Case 1　 i\ne i^{\prime }. If v_{ij} is adjacency to v_{i^{\prime }{j}^{\prime }}, then E_i is adjacent to E_{i^{\prime }}. If E_i and E_{i^{\prime }} are adjacent, then there is a vertex v_{il}\in E_i and a vertex v_{i^{\prime }{l}^{\prime }}\in E_{i^{\prime }} such that v_{il} is adjacent to v_{i^{\prime }{l}^{\prime }}. Notice that v_{ij}\in E_i, which shows that there are k-1 common neighbours between v_{ij} and v_{il}. Suppose that v_{ij} and v_{il} are adjacent, then N[v_{ij}]=N[v_{il}]. Thus, v_{ij} is adjacent to v_{i^{\prime }{l}^{\prime }}. Suppose that v_{ij} and v_{il} are not adjacent. If v_{i^{\prime }{l}^{\prime }}\notin N(v_{ij})\cap N(v_{il}), then v_{i^{\prime }{l}^{\prime }}=v_{il}^{\ast }, which leads to v_{i^{\prime }{l}^{\prime }}\in E_i, a contradiction. Therefore, v_{i^{\prime }{l}^{\prime }}\in N(v_{ij})\cap N(v_{il}). Hence v_{ij} is adjacent to v_{i^{\prime }{l}^{\prime }}. Moreover, v_{i^{\prime }{j}^{\prime }} and v_{i^{\prime }{l}^{\prime }} are in the same equivalence class. In the same manner, we can see that v_{i^{\prime }{j}^{\prime }} and v_{ij} are adjacent.

Case 2　 i=i^{\prime }. To prove that f is a graph isomorphism, it suffices to show that v_{ij} is adjacency to v_{i^{\prime }{j}^{\prime }} if and only if u_j is adjacent to u_{j^{\prime }}. The conclusion clearly holds.

From above, f is a graph isomorphism.

Since G is a generalized strongly regular graph of grade 2 with parameter (n,k;k-1,a_2;k-1,c_2), we know k-1\ne a_2 and k-1\ne c_2. This yields k_1{n}_2\ne \lambda n_2+2 and k_1{n}_2\ne \mu n_2. Thus, \mu \ne k_1 and when n_2=2, \lambda \ne k_1-1.

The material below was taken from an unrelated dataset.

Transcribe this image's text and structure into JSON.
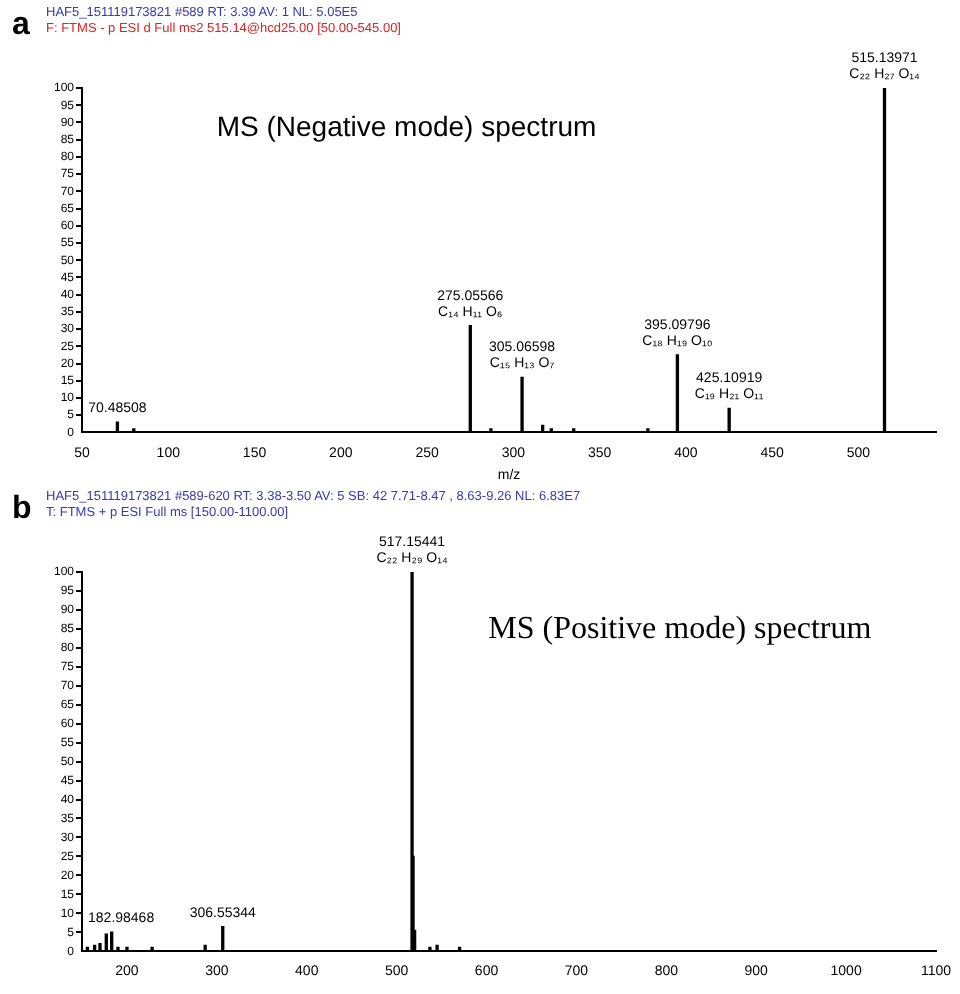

Next we prove sufficiency.

It is known that G is isomorphic to G_1[G_2], where G_1 is a strongly regular graph with parameter (n_1,k_1,\lambda ,\mu ) and G_2 is \frac{n_2}{2}{K}_2. This means that the parameters of graph G are (n_1{n}_2,k_1{n}_2+1,k_1{n}_2,\lambda n_2+2,k_1{n}_2,\mu n_2). From \mu \ne k_1 and when n_2=2, \lambda \ne k_1-1, it is obvious that a_1=c_1=k-1 and a_1\ne a_2,c_1\ne c_2.

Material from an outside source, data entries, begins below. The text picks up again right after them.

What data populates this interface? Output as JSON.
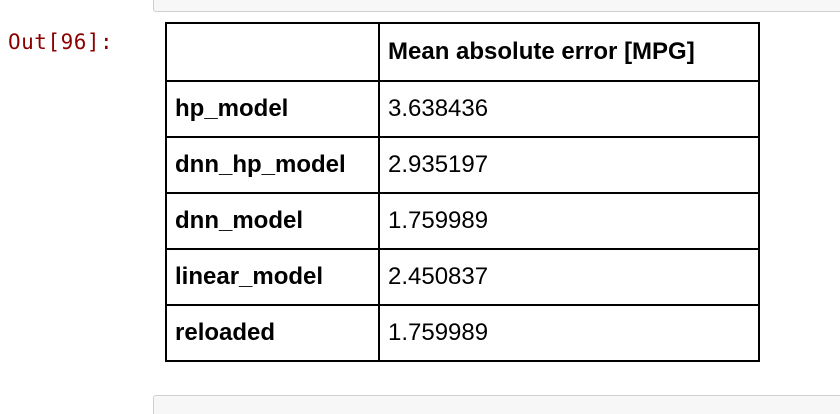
{
  "output": {
    "prompt": "Out[96]:"
  },
  "table": {
    "index_header": "",
    "columns": [
      "Mean absolute error [MPG]"
    ],
    "rows": [
      {
        "index": "hp_model",
        "value": "3.638436"
      },
      {
        "index": "dnn_hp_model",
        "value": "2.935197"
      },
      {
        "index": "dnn_model",
        "value": "1.759989"
      },
      {
        "index": "linear_model",
        "value": "2.450837"
      },
      {
        "index": "reloaded",
        "value": "1.759989"
      }
    ]
  }
}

On the other hand, for an arbitrary vertex v_{ij}\in V(G), there are \frac{k-1}{n_2}\cdot n_2=k-1 vertices v_{i^{\prime }{j}^{\prime }}(i^{\prime }\ne i) which are adjacent to v_{ij} and there is a unique vertex v_{i{j}^{\prime }} that is adjacent to v_{ij}. However, there are \lambda n_2+2=a_2 common neighbours which between v_{ij} and v_{i^{\prime }{j}^{\prime }}(i^{\prime }\ne i). Thus, for any vertex v_{ij}\in V(G), there is a unique vertex which is adjacent to v_{ij} and share k-1 common neighbours with v_{ij}, that is, s_1(v_{ij})=1>0.

The number of vertices v_{i^{\prime }{j}^{\prime }}(i^{\prime }\ne i) which are not adjacent to v_{ij} is (n_1-\frac{k-1}{n_2})n_2=n-k+1; the number of vertices v_{i{j}^{\prime }} which are not adjacent to v_{ij} is n_2-1. However, v_{ij} and v_{i^{\prime }{j}^{\prime }}(i^{\prime }\ne i) have \mu n_2=c_2 common neighbours, and v_{ij} share k_1{n}_2=k-1 vertices with v_{i{j}^{\prime }}. That means, for any vertex v_{ij}\in V(G), there are n_2-1 vertices that are not adjacent to v_{ij} and share k-1 common neighbours with v_{ij}. Moreover, as n_2⩾2, we have (n_2-1)⩾1. Thus, t_1(v_{ij})>0. So, G is a generalized strongly regular graph of grade 2 and type (A).□

In fact, Fig.1 is a composition of a strongly regular graph with parameters (5,2,0,1) and K_2; Fig.3 is a composition of a strongly regular graph with parameters (5,2,0,1) and 2K_2.